En alÁndalus, ya en la Península Ibérica, este exquisito postre pasaría a llamarse mu'aqqad en hispanoárabe, torron en catalán y turrón en castellano, seguramente debido a que los frutos secos se turraban o tostaban antes de incorporarse a la mezcla.
Pese a sus orígenes infieles, no crean ustedes que los cristianos hicieron ascos a esta delicia. Los dulces y confituras fueron durante la Edad Media algunos de los alimentos más lujosos y deseados y desempeñaron una doble función como alimento y medicina. Por Enrique de Villena, autor en 1423 de la obra sobre el arte de trinchar 'Arte Cisoria', sabemos que en la corte del rey castellano Juan II se comían «turrones, miegados, obleas, letuarios e tales cosas que la curiosidad de los prínçipes e engenio de los epicurios falló e introduxo en uso de las gentes». Un siglo después, el actor y dramaturgo sevillano Lope de Rueda daría la primera referencia de los turrones de Alicante como objeto de gula, mientras que un copista sin nombre apuntaría en el 'Manual de mugeres en el cual se contienen muchas y diversas reçeutas muy buenas' (entre 1475 y 1525) las primeras instrucciones en castellano para hacer turrones: «Para cada libra de miel una clara de huevo muy batida y junta con la miel. Y batida mucho, dejarla reposar un día.
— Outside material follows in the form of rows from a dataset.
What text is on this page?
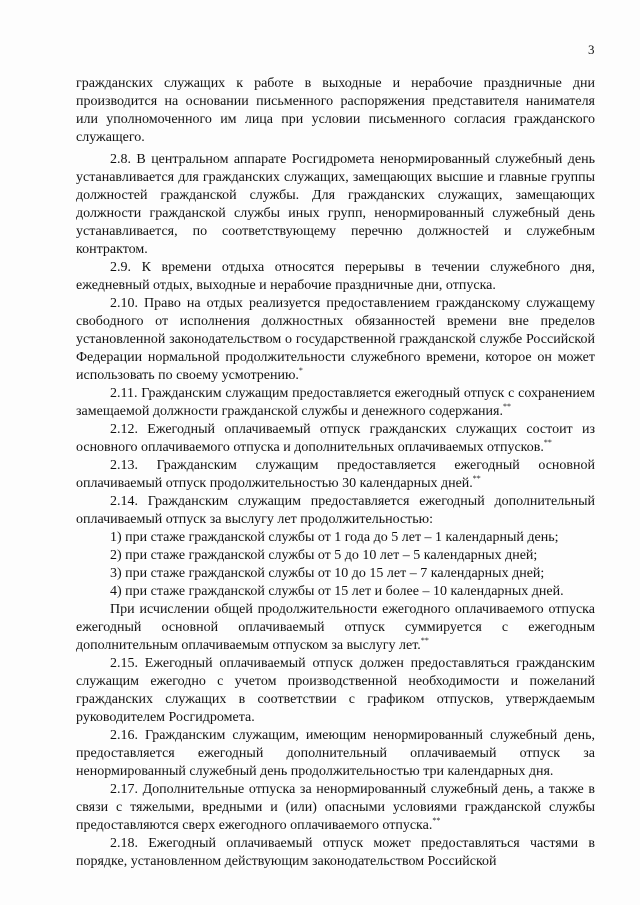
3

гражданских служащих к работе в выходные и нерабочие праздничные дни производится на основании письменного распоряжения представителя нанимателя или уполномоченного им лица при условии письменного согласия гражданского служащего.

2.8. В центральном аппарате Росгидромета ненормированный служебный день устанавливается для гражданских служащих, замещающих высшие и главные группы должностей гражданской службы. Для гражданских служащих, замещающих должности гражданской службы иных групп, ненормированный служебный день устанавливается, по соответствующему перечню должностей и служебным контрактом.

2.9. К времени отдыха относятся перерывы в течении служебного дня, ежедневный отдых, выходные и нерабочие праздничные дни, отпуска.

2.10. Право на отдых реализуется предоставлением гражданскому служащему свободного от исполнения должностных обязанностей времени вне пределов установленной законодательством о государственной гражданской службе Российской Федерации нормальной продолжительности служебного времени, которое он может использовать по своему усмотрению.*

2.11. Гражданским служащим предоставляется ежегодный отпуск с сохранением замещаемой должности гражданской службы и денежного содержания.**

2.12. Ежегодный оплачиваемый отпуск гражданских служащих состоит из основного оплачиваемого отпуска и дополнительных оплачиваемых отпусков.**

2.13. Гражданским служащим предоставляется ежегодный основной оплачиваемый отпуск продолжительностью 30 календарных дней.**

2.14. Гражданским служащим предоставляется ежегодный дополнительный оплачиваемый отпуск за выслугу лет продолжительностью:

1) при стаже гражданской службы от 1 года до 5 лет – 1 календарный день;

2) при стаже гражданской службы от 5 до 10 лет – 5 календарных дней;

3) при стаже гражданской службы от 10 до 15 лет – 7 календарных дней;

4) при стаже гражданской службы от 15 лет и более – 10 календарных дней.

При исчислении общей продолжительности ежегодного оплачиваемого отпуска ежегодный основной оплачиваемый отпуск суммируется с ежегодным дополнительным оплачиваемым отпуском за выслугу лет.**

2.15. Ежегодный оплачиваемый отпуск должен предоставляться гражданским служащим ежегодно с учетом производственной необходимости и пожеланий гражданских служащих в соответствии с графиком отпусков, утверждаемым руководителем Росгидромета.

2.16. Гражданским служащим, имеющим ненормированный служебный день, предоставляется ежегодный дополнительный оплачиваемый отпуск за ненормированный служебный день продолжительностью три календарных дня.

2.17. Дополнительные отпуска за ненормированный служебный день, а также в связи с тяжелыми, вредными и (или) опасными условиями гражданской службы предоставляются сверх ежегодного оплачиваемого отпуска.**

2.18. Ежегодный оплачиваемый отпуск может предоставляться частями в порядке, установленном действующим законодательством Российской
Y al otro día, cocer la miel meneándola siempre sin parar hasta que esté muy cocida. Ver se ha si está cocida de esta manera: echad una gota de miel en una escudilla de agua fría, y si después de estar fría se desmenuza, es cocida y si no, no. Y como esté cocida, echad dentro piñones, o almendras, o avellanas tostadas y mondadas. Y esté un poco al fuego. Y luego quitadlo, y hacer piñas o tajadas, lo que más quisiéredes, dello». Quitándole las especias es clavadita a la de Bagdad, no me digan que no.
Para entonces ya era popular comer turrón «en Pasqua de Navidad y de los Reyes», días de ayuno y abstinencia en los que estaba prohibida la carne. La necesidad hizo virtud y a mediados del siglo XVI las mesas navideñas de los poderosos lucían turrones variados. Tanto el anónimo 'Vergel de señores' como el 'Regalo de la vida humana' del tesorero general de Navarra Juan Vallés se basaron en un recetario anterior para copiar sus fórmulas turroneras: turrones blancos de miel, turrones negros y comunes, turrones picados (con almendras, avellanas, canela, jengibre, granos de paraíso y anís), turrones de nuez y miel o nuégados, alajú. En 1572 el turrón era un producto típico completamente made in Spain. Así lo atestigua el 'Aviso de sanidad' del doctor Francisco Núñez de Coria, que dice que «hazense en España muchos regalos de azucar que llaman confitura, ansi en boticas como en tiendas, y comenlas a la postre de la mesa. Hazen muchas tortadas con piñones, almendras, nuezes, avellanas, con flor de harina y azucar y miel, llamanlo turron y alaxu» (sic). Y ahora ya verán cómo van a mirar de otra forma al sencillo turrón. Duro o blando, es una joya de nuestra historia.